What do you expect your real life volume of data to be?

For 10 million rows, I wouldn't bother with partitioning. The overhead far outweighs the benefits: partitioning isn't a silver bullet to cure performance issues.

To answer,

Point 1: on the first run, data needs loaded into memory ("buffer pool") and will stay cached until evicted based on memory pressure and usage. Personally, I'd test with the cache filled because you'd expect your app to require that data very often, especially if you think partitioning is the solution to some problem

For point 2, what queries do you expect to run in production? The queries should be representative of this production load.

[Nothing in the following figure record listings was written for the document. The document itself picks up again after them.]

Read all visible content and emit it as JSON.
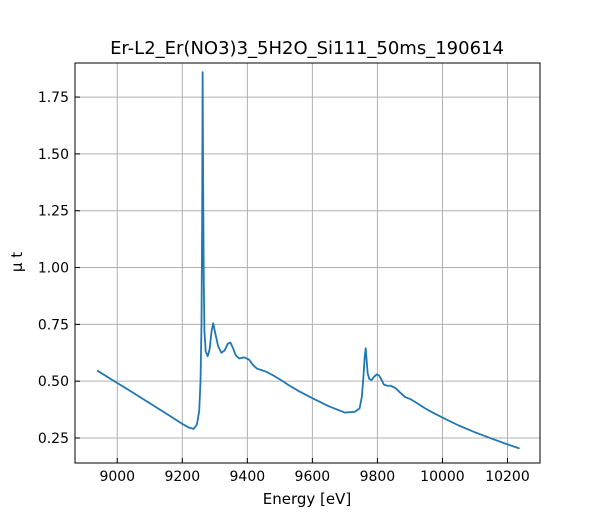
{
  "chart_data": {
    "type": "line",
    "title": "Er-L2_Er(NO3)3_5H2O_Si111_50ms_190614",
    "xlabel": "Energy [eV]",
    "ylabel": "μ t",
    "xlim": [
      8870,
      10300
    ],
    "ylim": [
      0.14,
      1.9
    ],
    "xticks": [
      9000,
      9200,
      9400,
      9600,
      9800,
      10000,
      10200
    ],
    "yticks": [
      0.25,
      0.5,
      0.75,
      1.0,
      1.25,
      1.5,
      1.75
    ],
    "xtick_labels": [
      "9000",
      "9200",
      "9400",
      "9600",
      "9800",
      "10000",
      "10200"
    ],
    "ytick_labels": [
      "0.25",
      "0.50",
      "0.75",
      "1.00",
      "1.25",
      "1.50",
      "1.75"
    ],
    "grid": true,
    "line_color": "#1f77b4",
    "series": [
      {
        "x": [
          8940,
          9000,
          9050,
          9100,
          9150,
          9200,
          9220,
          9235,
          9245,
          9252,
          9256,
          9259,
          9261,
          9262.5,
          9264,
          9266,
          9268,
          9272,
          9278,
          9284,
          9290,
          9295,
          9300,
          9310,
          9320,
          9330,
          9340,
          9348,
          9356,
          9365,
          9375,
          9390,
          9405,
          9418,
          9430,
          9445,
          9460,
          9480,
          9500,
          9530,
          9560,
          9600,
          9650,
          9700,
          9730,
          9745,
          9752,
          9757,
          9761,
          9764,
          9767,
          9770,
          9775,
          9782,
          9790,
          9798,
          9805,
          9812,
          9820,
          9830,
          9840,
          9855,
          9870,
          9885,
          9900,
          9920,
          9945,
          9970,
          10000,
          10050,
          10100,
          10150,
          10200,
          10235
        ],
        "y": [
          0.545,
          0.492,
          0.448,
          0.403,
          0.358,
          0.312,
          0.296,
          0.29,
          0.31,
          0.37,
          0.5,
          0.75,
          1.2,
          1.86,
          1.4,
          0.95,
          0.72,
          0.63,
          0.61,
          0.64,
          0.72,
          0.755,
          0.72,
          0.655,
          0.625,
          0.635,
          0.665,
          0.67,
          0.645,
          0.612,
          0.6,
          0.605,
          0.595,
          0.57,
          0.555,
          0.548,
          0.54,
          0.525,
          0.508,
          0.48,
          0.455,
          0.425,
          0.39,
          0.362,
          0.365,
          0.38,
          0.43,
          0.52,
          0.61,
          0.645,
          0.59,
          0.535,
          0.51,
          0.505,
          0.52,
          0.53,
          0.525,
          0.508,
          0.485,
          0.48,
          0.48,
          0.47,
          0.45,
          0.43,
          0.422,
          0.405,
          0.382,
          0.362,
          0.34,
          0.305,
          0.275,
          0.248,
          0.222,
          0.205
        ]
      }
    ]
  }
}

However they should test different realistic filter combinations with and without partition key at least.

Edit, some reading, after comments below:

  • Table in production could reach 1 billion rows. Regarding this 10 million row tests. Now I have done some tests with cold start. And have found that partitioned table its slower than non partitioned. I would have thought that running a query based on the partitioned column will perform better as It would only need to scan a table with half of the rows, What Im a missing here? Query was: select * from [table] where IdUser = 200
    – user1040478
    Commented Jan 22, 2012 at 12:44
  • @user1040478: So 200 UserId x 5 million each? One difference: do you have separate physical disks for each partition?
    – gbn
    Commented Jan 22, 2012 at 12:46
  • 50000 Subcriber each UserId
    – user1040478
    Commented Jan 22, 2012 at 12:49
  • The same disk..
    – user1040478
    Commented Jan 22, 2012 at 12:49
  • Thanks for your update on the reading, Regarding this point: Myth 7: Partitioned tables improve query performance If your query is written in such a way that it can read only the partitions it needs the data from then you will get partition elimination and therefore an equivalent performance improvement. I was performing query using the partiioned column (userId) why didnt I got any performance improvement? Commented Jan 22, 2012 at 13:05
  • Yes, Sql Server uses Cache, named Buffer. But other processing also can cause queries to slow down. To run tests you need to do it on completely idle system and need to run in in cold and hot conditions.

For relatively cold condition try run before measuring:

DBCC freeproccache
dbcc freesystemcache('all')
dbcc dropcleanbuffers

Completely cold condition means in addition to mentioned above - cleanup operation system's cache too.

  • To measure performance of partitioned tables you need two types of queries - which filtering recordset involving various ranges of partitioning key and without.
  • Thanks, Regarding queries: I ve tried select * from table where idUser=100. I got surprised seeing that the non partitioned table was being faster than partitioned. Why is this behavior? Partitioned table its not expected to work faster? As it needs to scan only half of the rows? What Im missing?
    – user1040478
    Commented Jan 22, 2012 at 12:54

The first time you run the query the data is not cached in RAM yet but has to be read from disk. Once it is in RAM it will stay there (hot buffer) until it gets pushed out if it is not frequently requested, so the data that is requested the most will almost always be in RAM (assuming you have enough memory to fit it all in RAM)

If you don't want it in RAM, you can do


or you can restart the instance

  • Can I force sqlserver to not cach the results in RAM? As I want all the tests to be uniform...As maybe sometimes one will give better result according to what is cached...???